The fact that Chris Mattera and Mike Dumont spent part of their summer vacation playing computer games wouldn’t surprise anybody who knows them -- or most teen-age boys these days.
Instead of spending all of their time at the beach or the ballpark, Mattera and Dumont waged pixilated battles between gruesome-looking alligators, other amphibian warriors and the occasional fighting machine in a computer game called “Pond Wars.”
What might surprise some is that Mattera, Dumont and others who took part in the aquatic battles were doing more than playing computer games. They were building them, and, in the process, learning the basics of computer science in a novel program developed at Rochester Institute of Technology (RIT) with funding and support from Microsoft Research External Research Programs group (MSR ER&P).

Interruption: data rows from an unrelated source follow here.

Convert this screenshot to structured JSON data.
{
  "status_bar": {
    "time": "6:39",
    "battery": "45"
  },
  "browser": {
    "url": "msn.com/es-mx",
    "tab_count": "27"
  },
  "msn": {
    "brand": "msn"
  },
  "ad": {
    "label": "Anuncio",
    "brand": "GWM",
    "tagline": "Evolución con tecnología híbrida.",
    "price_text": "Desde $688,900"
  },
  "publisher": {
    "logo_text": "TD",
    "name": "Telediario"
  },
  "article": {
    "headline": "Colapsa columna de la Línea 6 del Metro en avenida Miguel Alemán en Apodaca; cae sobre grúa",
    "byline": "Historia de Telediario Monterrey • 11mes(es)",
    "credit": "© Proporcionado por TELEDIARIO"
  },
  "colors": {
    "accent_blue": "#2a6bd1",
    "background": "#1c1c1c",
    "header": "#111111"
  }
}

The Reality and Programming Together (RAPT) program is a prime example of how U.S. colleges and universities hope to reverse the ongoing decline in computer science enrollment by taking advantage of the nearly ubiquitous interest among teens and twentysomethings in computer games. This new breed of computer science classes seeks to capture and retain students, as well as improve instruction, by integrating the basics of computer science into lessons on designing and building computer games.
The RIT program also demonstrates the vital role of technology leaders such as Microsoft in the success and adoption of these new approaches to computer science instruction.